In 1988 I graduated from the University of Kansas believing that I was unstoppable and that the world would be full of possibilities. I accepted a position as a claims adjuster for a top company, where I was later informed that the entire team which was predominately Black was hired to increase representation. I loved my new job and I was excited to learn and grow. A few months after I joined, my supervisor called a meeting with only the Black members of our team and said, “you guys have to stop congregating and using colloquialisms because you are making these White folks uncomfortable.” I was shocked and it was at that moment the message was clear you don’t belong and you don’t matter. That was the first day I began wearing “the mask,” showing up to work suppressing my authentic self in order to fit in.
In 2010, I was working for a great company in Silicon Valley and was asked by one of the vice presidents I supported to give feedback on how she showed up in her staff meeting. Her style was abrasive and her team was not engaged, so I had to figure out how to deliver the feedback. As an HR professional, part of my role includes coaching and leadership development. Since I was still wearing “the mask,” I packaged all my comments with a neat bow so as not to offend her because I was afraid that if I told her the truth and shared my thoughts, it would not be received well. The messages from my first job were still shaping how I showed up in my current job, that I didn’t matter or belong, therefore my opinions didn’t either. The following weekend I attended a workshop that a dear friend had been encouraging me to attend for some time. The workshop was focused on how to get breakthrough results in your life by figuring out what was really holding you back. In the workshop, I realized that I had let that one message from my past drive my future choices and that was not serving me. In that very moment, I made a different choice to take “the mask” off and be my authentic self. On Monday when I went back to the office, I immediately set up time with the VP in order to give her the feedback she deserved, so she would be in the position to grow and improve. She was grateful and asked me to always give it to her straight and that my feedback and point of view were important because she trusted me and valued my expertise. Until that point, I felt like I had a successful career but I never felt free to be me.

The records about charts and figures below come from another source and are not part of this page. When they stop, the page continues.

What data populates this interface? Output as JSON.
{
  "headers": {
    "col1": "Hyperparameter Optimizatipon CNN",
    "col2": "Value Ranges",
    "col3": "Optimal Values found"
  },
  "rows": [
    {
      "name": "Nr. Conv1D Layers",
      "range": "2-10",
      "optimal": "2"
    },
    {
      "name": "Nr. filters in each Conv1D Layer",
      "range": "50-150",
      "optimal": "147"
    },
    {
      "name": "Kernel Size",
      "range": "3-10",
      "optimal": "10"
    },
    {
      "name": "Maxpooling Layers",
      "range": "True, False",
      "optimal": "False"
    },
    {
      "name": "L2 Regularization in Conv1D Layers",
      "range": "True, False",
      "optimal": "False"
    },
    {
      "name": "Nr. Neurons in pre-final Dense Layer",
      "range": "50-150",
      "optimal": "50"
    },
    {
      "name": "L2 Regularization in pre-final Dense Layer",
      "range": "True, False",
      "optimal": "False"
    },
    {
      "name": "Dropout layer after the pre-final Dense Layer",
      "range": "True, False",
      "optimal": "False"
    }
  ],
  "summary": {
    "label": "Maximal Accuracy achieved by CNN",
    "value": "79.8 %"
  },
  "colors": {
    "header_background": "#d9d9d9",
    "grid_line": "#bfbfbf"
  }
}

For me, belonging means you see me (the authentic me) and I matter. Since that day I have never worn “the mask,” again and my career has been much more fulfilling as a result.
During the EY Black History Month Executive Roundtable, I was moved to find out that so many others felt they had to wear “the mask” in their workplaces.
The topic of belonging is so important as it can affect employees in so many ways. Events like this are important as they allow black professionals the opportunity to network with others who have similar experiences. Yvette Hollingsworth Clark said, “I may have been the only one in the room, but I needed to be there to help others.” The overwhelming opinion of the panel was that creating a space to have an open dialogue is always a good thing.
There are so many feedback cues that employees will use to determine if they belong: Do I matter? Is my opinion valued? Can I be my authentic self? Will I be accepted? At LinkedIn, we have added a DIBs index to our Employee Voice Survey (EVS). We want to ensure that employees feel they belong and if they don’t we have a way for them to let us know.
Just imagine what could happen if all employees in all companies felt like they belonged. This would unleash their full potential, and they'd all feel empowered to create an environment where everyone feels like they belong. This could be the start of creating a culture of belonging.